One of my favorite excuses in the Bible is what Aaron said when Moses came down from Mount Sinai and found the Israelites dancing around a golden calf: “And I said to them, ‘Whoever has any gold, let them break it off.’ So they gave it to me, and I cast it into the fire, and this calf came out” (Exodus 32:24 NKJV).
Even animals make excuses for their behavior. I read about Coco, a gorilla that uses sign language. When she tore the sink off the wall in her pen, she blamed it on her little pet cat. She actually signed, “Cat did it.”
Jesus told a parable about people who were invited to a great feast but gave excuses as to why they could not attend. The protocol in that culture was to extend two invitations. The first invitation required an RSVP. And once the first invitation was accepted, it was highly insulting to refuse the second one. But as the story unfolds, we see people begin to make excuses and reject the second invitation after they had already accepted the first one.
One had just bought a field and wanted to inspect it. Another bought a pair of oxen and wanted to try them out. Another said he was married and couldn’t attend. These people knew how much money had been spent. They had already accepted the first invitation. To turn it down at this point was downright offensive. So why did they do it? They were thinking of themselves.

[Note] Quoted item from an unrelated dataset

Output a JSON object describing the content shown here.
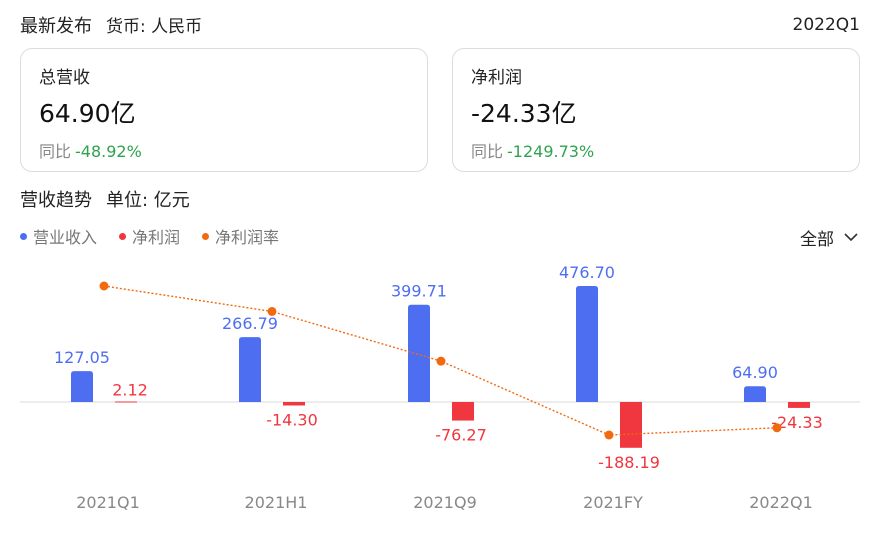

A parable is an earthly story with a heavenly meaning. And Jesus used this parable for an illustration about the kingdom of heaven. As we take a closer look at the excuses that were offered, we find in them the real reasons people today do not have time for God.
Possessions are more important. The first man bought a field and wanted to inspect it. In those days, buying a piece of property was a long and complicated process, not unlike today. There would have been many opportunities to examine the land being purchased. So to say you bought a piece of land and had to go see it was an outright lie. The man said this simply because he did not want to go.
Careers are more important. The second man had purchased a pair of oxen and wanted to try them out. Oxen were used to plow fields – to make a living. There is nothing wrong with a career. In fact, the Bible encourages hard work and diligence. So the issue here is not that someone wanted to make a good living. The issue is that it became more important than God. If advancing our careers becomes more important than advancing our spiritual lives, then something is out of its proper order.
Relationships are more important. In contrast to the other two who offered excuses, this man wasn’t even polite. In the original language, there is a bluntness to his response. Effectively, he was saying, “Not coming. Go away. I am married.” While the first man was possessed by his possessions and the second man was preoccupied with his career, the third man represents people who allow human affection to keep them from God. What is more virtuous or commendable than the love of a husband for his wife or a wife for her husband? Certainly Jesus was not putting down relationships. But we can allow this to become an excuse that keeps us from God.
In every phase in life there will be things to distract us from God. When are young, we think we have our entire lives ahead of us. In adulthood, we have bills to pay … a family to raise … goals to reach. In later years, we are too old and set in our ways. But the Bible says, “Seek the Lord while He may be found, call upon Him while He is near” (Isaiah 55:6 NKJV).
God has offered His forgiveness. Don’t wait until later to get right with him. Do it now.